Anaya is one of 12 recipients who will be honored in conjunction with the National Medal of Arts. The awardees include authors, a poet, physician, historian, chef and a higher education program. First Lady Michelle Obama will attend the ceremony, which will stream live at WH.gov/live.
“Rudolfo Anaya richly deserves the National Humanities Medal,” said OU President David L. Boren. “He has used his exceptional talents as a wordsmith and as a story teller to depict Chicano experience and indeed the human experience in the American southwest. We are proud of the fact that the OU press has played a leading role in the publication of his works,” Boren said.
B. Byron Price, director of the OU Press, said, “Rudolfo Anaya has long led the way in Chicano literature with his stories of the American Southwest. Not only is it wonderful for the National Endowment for the Humanities to honor such a distinguished author, it is an honor for the University of Oklahoma Press to be the publisher of Rudolfo Anaya’s most recent works.”
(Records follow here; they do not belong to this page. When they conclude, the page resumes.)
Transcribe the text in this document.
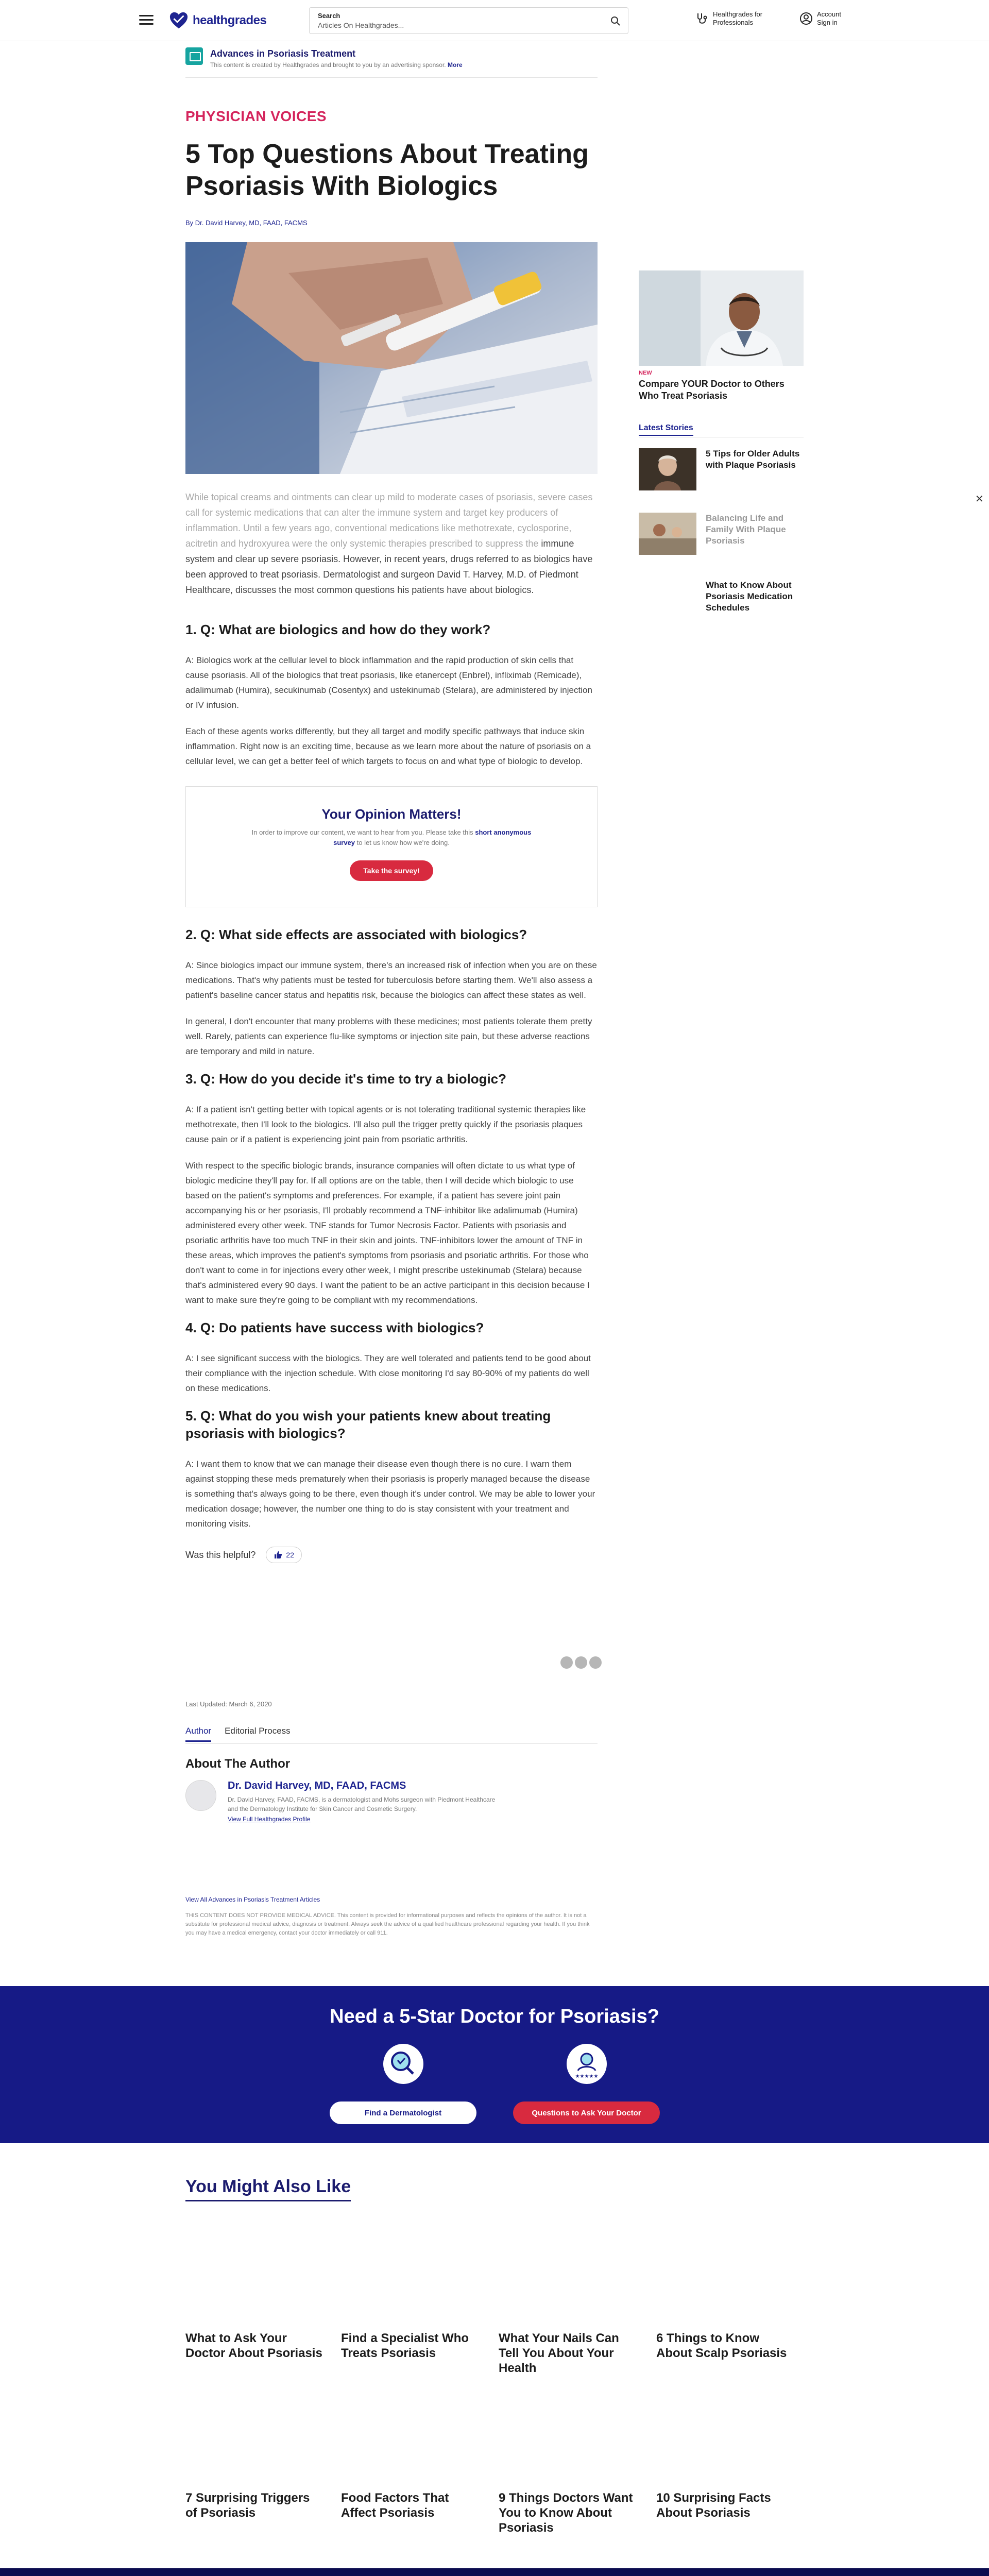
healthgrades	Search
Articles On Healthgrades...
Healthgrades for
Professionals
Account
Sign in
Advances in Psoriasis Treatment
This content is created by Healthgrades and brought to you by an advertising sponsor. More
PHYSICIAN VOICES
5 Top Questions About Treating Psoriasis With Biologics
By Dr. David Harvey, MD, FAAD, FACMS
While topical creams and ointments can clear up mild to moderate cases of psoriasis, severe cases call for systemic medications that can alter the immune system and target key producers of inflammation. Until a few years ago, conventional medications like methotrexate, cyclosporine, acitretin and hydroxyurea were the only systemic therapies prescribed to suppress the immune system and clear up severe psoriasis. However, in recent years, drugs referred to as biologics have been approved to treat psoriasis. Dermatologist and surgeon David T. Harvey, M.D. of Piedmont Healthcare, discusses the most common questions his patients have about biologics.
1. Q: What are biologics and how do they work?

A: Biologics work at the cellular level to block inflammation and the rapid production of skin cells that cause psoriasis. All of the biologics that treat psoriasis, like etanercept (Enbrel), infliximab (Remicade), adalimumab (Humira), secukinumab (Cosentyx) and ustekinumab (Stelara), are administered by injection or IV infusion.

Each of these agents works differently, but they all target and modify specific pathways that induce skin inflammation. Right now is an exciting time, because as we learn more about the nature of psoriasis on a cellular level, we can get a better feel of which targets to focus on and what type of biologic to develop.

Your Opinion Matters!
In order to improve our content, we want to hear from you. Please take this short anonymous survey to let us know how we're doing.
Take the survey!
2. Q: What side effects are associated with biologics?

A: Since biologics impact our immune system, there's an increased risk of infection when you are on these medications. That's why patients must be tested for tuberculosis before starting them. We'll also assess a patient's baseline cancer status and hepatitis risk, because the biologics can affect these states as well.

In general, I don't encounter that many problems with these medicines; most patients tolerate them pretty well. Rarely, patients can experience flu-like symptoms or injection site pain, but these adverse reactions are temporary and mild in nature.

3. Q: How do you decide it's time to try a biologic?

A: If a patient isn't getting better with topical agents or is not tolerating traditional systemic therapies like methotrexate, then I'll look to the biologics. I'll also pull the trigger pretty quickly if the psoriasis plaques cause pain or if a patient is experiencing joint pain from psoriatic arthritis.

With respect to the specific biologic brands, insurance companies will often dictate to us what type of biologic medicine they'll pay for. If all options are on the table, then I will decide which biologic to use based on the patient's symptoms and preferences. For example, if a patient has severe joint pain accompanying his or her psoriasis, I'll probably recommend a TNF-inhibitor like adalimumab (Humira) administered every other week. TNF stands for Tumor Necrosis Factor. Patients with psoriasis and psoriatic arthritis have too much TNF in their skin and joints. TNF-inhibitors lower the amount of TNF in these areas, which improves the patient's symptoms from psoriasis and psoriatic arthritis. For those who don't want to come in for injections every other week, I might prescribe ustekinumab (Stelara) because that's administered every 90 days. I want the patient to be an active participant in this decision because I want to make sure they're going to be compliant with my recommendations.

4. Q: Do patients have success with biologics?

A: I see significant success with the biologics. They are well tolerated and patients tend to be good about their compliance with the injection schedule. With close monitoring I'd say 80-90% of my patients do well on these medications.

5. Q: What do you wish your patients knew about treating psoriasis with biologics?

A: I want them to know that we can manage their disease even though there is no cure. I warn them against stopping these meds prematurely when their psoriasis is properly managed because the disease is something that's always going to be there, even though it's under control. We may be able to lower your medication dosage; however, the number one thing to do is stay consistent with your treatment and monitoring visits.

Was this helpful?	22
Last Updated: March 6, 2020
Author Editorial Process
About The Author
Dr. David Harvey, MD, FAAD, FACMS
Dr. David Harvey, FAAD, FACMS, is a dermatologist and Mohs surgeon with Piedmont Healthcare and the Dermatology Institute for Skin Cancer and Cosmetic Surgery.
View Full Healthgrades Profile
View All Advances in Psoriasis Treatment Articles
THIS CONTENT DOES NOT PROVIDE MEDICAL ADVICE. This content is provided for informational purposes and reflects the opinions of the author. It is not a substitute for professional medical advice, diagnosis or treatment. Always seek the advice of a qualified healthcare professional regarding your health. If you think you may have a medical emergency, contact your doctor immediately or call 911.
NEW
Compare YOUR Doctor to Others Who Treat Psoriasis
Latest Stories
5 Tips for Older Adults with Plaque Psoriasis
Balancing Life and Family With Plaque Psoriasis
What to Know About Psoriasis Medication Schedules
✕
Need a 5-Star Doctor for Psoriasis?
★★★★★
Find a Dermatologist	Questions to Ask Your Doctor
You Might Also Like
What to Ask Your Doctor About Psoriasis
Find a Specialist Who Treats Psoriasis
What Your Nails Can Tell You About Your Health
6 Things to Know About Scalp Psoriasis
7 Surprising Triggers of Psoriasis
Food Factors That Affect Psoriasis
9 Things Doctors Want You to Know About Psoriasis
10 Surprising Facts About Psoriasis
The award-winning author of the classic Bless Me, Ultima, Anaya has received numerous awards and honors for his work, including the 2001 National Medal of Arts and the 2012 Robert Kirsch Award for lifetime achievement from the Los Angeles Times Book Prizes. Throughout his career, Anaya also served as a professor in the University of New Mexico’s Department of English Language and Literature. Since retiring from the university in 1993 as a Professor Emeritus, Anaya has devoted his time to writing and traveling extensively throughout Europe and Mexico.
A versatile writer, Anaya has moved from one genre to another, earning acclaim as a novelist, a poet, a dramatist, an essayist, an anthologist, a playwright, a children’s author, a travel writer and an editor. His most recent works, all published by the OU Press, include three novels: The Sorrows of Young Alfonso, The Old Man’s Love Story and Randy Lopez Goes Home; his first collection of poetry, Poems from the Río Grande; a collection of plays, Billy the Kid and Other Plays, a collection of short stories, The Man Who Could Fly and Other Stories, and a nonfiction compilation The Essays. All of these titles are part of the Chicana & Chicano Visions of the Américas series whose editor, Robert Con Davis-Undiano, is Neustadt Professor of Comparative Literature and Presidential Professor of English at the University of Oklahoma. The Forked Juniper: Critical Perspectives on Rudolfo Anaya, edited by Roberto Cantú, will be released in the series this November.
Anaya lives in Albuquerque, New Mexico, where the Southwest has served as an inspiration for his writing throughout his life.